Intuitively, I don't think it'd be worth the complexity - but I have been wrong on performance before.
I am working on ASP.NET project and yesterday I saw a piece of code that uses System.Threading.Thread to offload some tasks to a new thread. The thread runs a few SQL statements and logs the result.
Isn't it better to use another approach? For example to have a Windows Service that performs the SQL batch. Then the web page will just enqueue the batch (via WCF).
In general, what are the best practices for multithreading in ASP.NET? Are there justified usages of threads/TPL tasks/etc. in a web page?
My thought when using multi-threading in ASP.NET:
ASP.NET recycles AppDomain for some reasons like you change web.config or in the period of time to avoid memory leak. The thing is you don't know which exact time of recycle. Long running thread is not suitable because when ASP.NET recycles it will take your thread down accordingly.

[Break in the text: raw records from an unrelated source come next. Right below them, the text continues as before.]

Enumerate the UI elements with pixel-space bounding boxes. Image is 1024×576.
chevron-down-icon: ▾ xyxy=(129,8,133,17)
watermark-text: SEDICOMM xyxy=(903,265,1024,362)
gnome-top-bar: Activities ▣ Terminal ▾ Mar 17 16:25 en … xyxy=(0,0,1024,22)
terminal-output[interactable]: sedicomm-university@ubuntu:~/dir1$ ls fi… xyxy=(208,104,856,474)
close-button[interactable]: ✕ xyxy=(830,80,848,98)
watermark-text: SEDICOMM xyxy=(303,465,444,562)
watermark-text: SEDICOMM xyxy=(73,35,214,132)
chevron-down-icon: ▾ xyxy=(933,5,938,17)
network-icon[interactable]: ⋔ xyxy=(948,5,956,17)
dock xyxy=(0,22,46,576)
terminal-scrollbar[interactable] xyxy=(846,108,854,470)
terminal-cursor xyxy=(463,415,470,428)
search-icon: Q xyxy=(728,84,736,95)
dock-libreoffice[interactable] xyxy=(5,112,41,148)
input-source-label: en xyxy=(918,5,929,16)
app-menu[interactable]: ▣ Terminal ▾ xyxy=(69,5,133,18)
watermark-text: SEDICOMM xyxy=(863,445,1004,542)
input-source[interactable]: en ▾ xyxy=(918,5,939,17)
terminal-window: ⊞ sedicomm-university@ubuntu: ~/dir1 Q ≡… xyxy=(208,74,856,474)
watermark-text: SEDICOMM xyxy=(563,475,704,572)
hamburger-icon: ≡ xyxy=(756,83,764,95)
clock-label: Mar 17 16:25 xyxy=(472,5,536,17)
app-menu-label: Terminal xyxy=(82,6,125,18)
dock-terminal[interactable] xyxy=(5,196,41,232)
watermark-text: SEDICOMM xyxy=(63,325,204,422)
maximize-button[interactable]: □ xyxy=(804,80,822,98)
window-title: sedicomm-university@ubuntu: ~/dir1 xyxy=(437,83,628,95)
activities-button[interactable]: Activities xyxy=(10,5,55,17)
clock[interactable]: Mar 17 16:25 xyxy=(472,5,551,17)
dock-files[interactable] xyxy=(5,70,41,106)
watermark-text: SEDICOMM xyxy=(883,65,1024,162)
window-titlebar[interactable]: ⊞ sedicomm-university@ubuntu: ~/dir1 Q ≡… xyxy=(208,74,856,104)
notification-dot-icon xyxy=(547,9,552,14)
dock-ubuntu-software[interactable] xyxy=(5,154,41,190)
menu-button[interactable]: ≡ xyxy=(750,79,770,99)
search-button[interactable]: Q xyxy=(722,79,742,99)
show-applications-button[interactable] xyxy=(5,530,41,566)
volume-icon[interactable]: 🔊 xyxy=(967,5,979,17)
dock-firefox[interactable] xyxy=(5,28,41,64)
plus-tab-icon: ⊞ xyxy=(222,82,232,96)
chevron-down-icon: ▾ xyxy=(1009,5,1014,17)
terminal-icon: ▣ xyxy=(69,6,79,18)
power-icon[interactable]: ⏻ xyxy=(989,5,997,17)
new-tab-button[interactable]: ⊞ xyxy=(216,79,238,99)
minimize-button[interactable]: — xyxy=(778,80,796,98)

The right approach of this case is long running task should be running on background process via Queue, like you mention.
For short running and fire and forget task, TPL or async/await are the most appropriate because it does not block thread in thread pool to utilize for HTTP requests.
In my opinion this should be solved by raising some kind of flag in the database and a Windows service that periodically checks the flag and starts the job. If the job is too frequent a dedicated queue solution should be used (MSMQ, RabbitMQ, etc.) to avoid overloading the database or the table growing too fast. I don't think communicating directly with the Windows service via WCF or anything else is a good idea because this may result in dropped messages.
That being said sometimes a project needs to run in a shared hosting and cannot setup a dedicated Windows service. In this case a thread is acceptable as a work around that should be removed as soon as the project grows enough to have its own server.
I believe all other threading in ASP.NET is a sign of a problem except for using Tasks to represent async operations or in the extremely rare case when you want to perform a computation in parallel in a web project but your project has very few concurrent users (less concurrent users than the number of cores)
Why Tasks are useful in ASP.NET?
First reason to use Tasks for async operations is that as of .NET 4.5 async APIs return Tasks :)
Async operations (not to be confused with parallel computations) may be web service calls, database calls, etc. They may be useful for two things:
Fire several of them at once and your job will take a time equal to the longest operation. If you fire them in sequential (non-async) fashion they will take time equal to the sum of the times of each operation which is obviously more.
They can improve scalability by releasing the thread executing the page - Node.js style. ASP.NET supports this since forever but in version 4.5 it is really easy to use. I'll go as far as claiming that it is easier than Node.js because of async/await. Releasing the thread is important because you may deplete your threads in the pool by having them wait. The result is that your website becomes slow when there are a certain number of users despite the fact that the CPU usage is like 30% simply because new requests are waiting in queue. If you increase the number of threads in the thread pool you pay the price of constant context switching than by the OS. At certain point you will get 100% CPU usage but 40% of it will be spent context switching. You will increase the throughput but with diminishing returns. A lot of threads also increase the memory footprint.